The main difference is that a developer is given a 'mentor' very early, 
with guidance and a little hand holding in the beginning.  This would 
remove the 'wandering developer' problem (where a new developer seems to 
wander around looking for a simple bug to fix, or patch to try, not sure 
the best way to go about it, etc), and allow the mentor to focus the new 
developer on a task that may be important to the project (fixing an old 
bug, testing out a rotting patch, etc).  A lot of times the new 
developer does not know who to talk to for simple project related 
questions, and while asking on the lists usually does end up yielding 
results, I bet that most don't ask the question because it is simply 
more daunting than either just eventually figuring it out on their own 
or (if they had the option) asking a 'mentor' the question directly. 

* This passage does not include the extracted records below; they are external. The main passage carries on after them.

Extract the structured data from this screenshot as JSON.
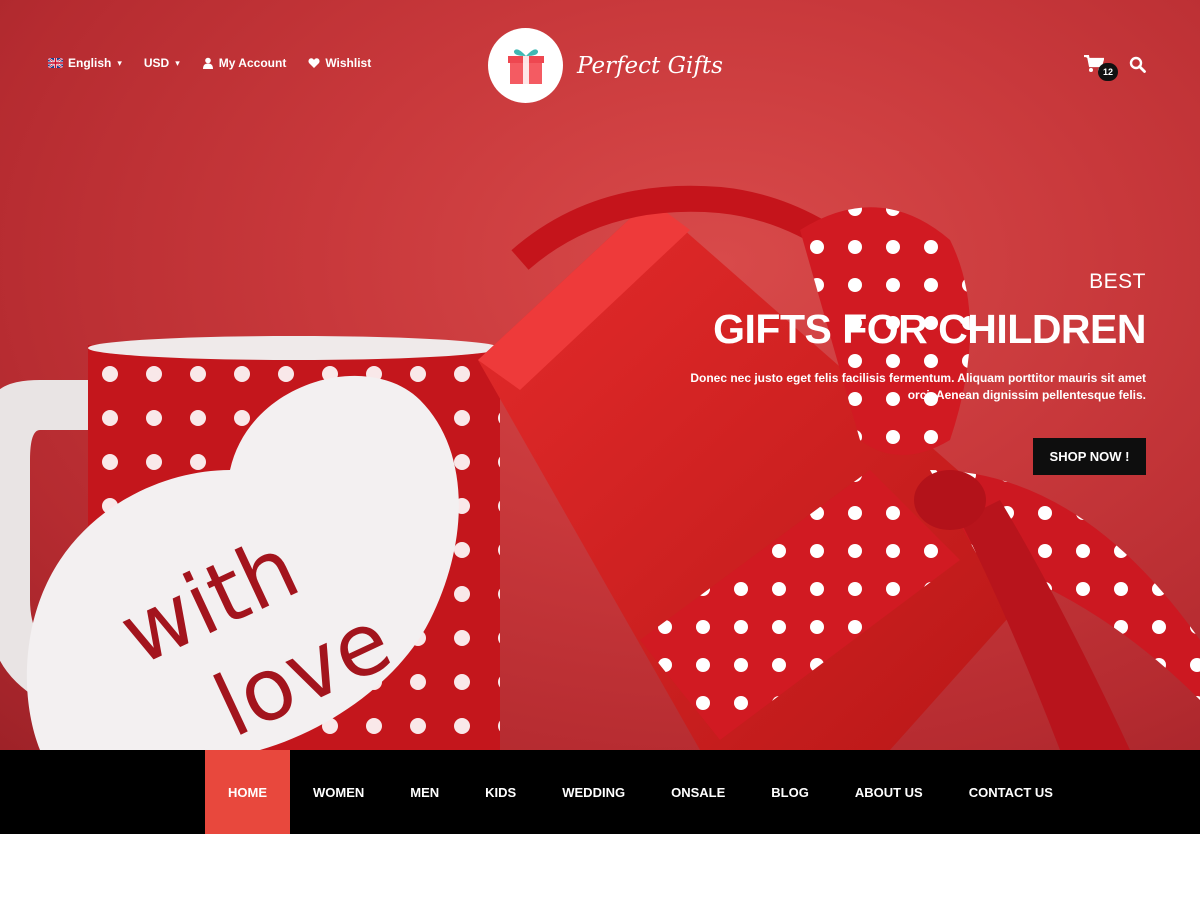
{
  "theme": {
    "accent": "#e8483d",
    "hero_red": "#c8383b",
    "nav_background": "#000000",
    "button_background": "#0e0e0e",
    "text_on_dark": "#ffffff"
  },
  "topbar": {
    "language": {
      "label": "English",
      "icon": "uk-flag-icon"
    },
    "currency": {
      "label": "USD"
    },
    "account": {
      "label": "My Account",
      "icon": "user-icon"
    },
    "wishlist": {
      "label": "Wishlist",
      "icon": "heart-icon"
    }
  },
  "logo": {
    "name": "Perfect Gifts",
    "icon": "gift-box-icon"
  },
  "cart": {
    "count": "12",
    "icon": "cart-icon"
  },
  "search": {
    "icon": "search-icon"
  },
  "slide": {
    "eyebrow": "BEST",
    "title": "GIFTS FOR CHILDREN",
    "description": "Donec nec justo eget felis facilisis fermentum. Aliquam porttitor mauris sit amet orci. Aenean dignissim pellentesque felis.",
    "cta": "SHOP NOW !",
    "image_text": "with love"
  },
  "nav": {
    "items": [
      {
        "label": "HOME",
        "active": true
      },
      {
        "label": "WOMEN",
        "active": false
      },
      {
        "label": "MEN",
        "active": false
      },
      {
        "label": "KIDS",
        "active": false
      },
      {
        "label": "WEDDING",
        "active": false
      },
      {
        "label": "ONSALE",
        "active": false
      },
      {
        "label": "BLOG",
        "active": false
      },
      {
        "label": "ABOUT US",
        "active": false
      },
      {
        "label": "CONTACT US",
        "active": false
      }
    ]
  }
}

Also, when someone feels they have some responsibility for an area of 
the code, they are more likely to respond to issues in it, and be proud 
of keeping it current.

Also - a really good (up to date) guide on setting up a nice development 
environment would probably help huge amounts.  I know there are many 
different environments, but that's great - we should write them all up. 
  That would get more developers up-and-running quicker.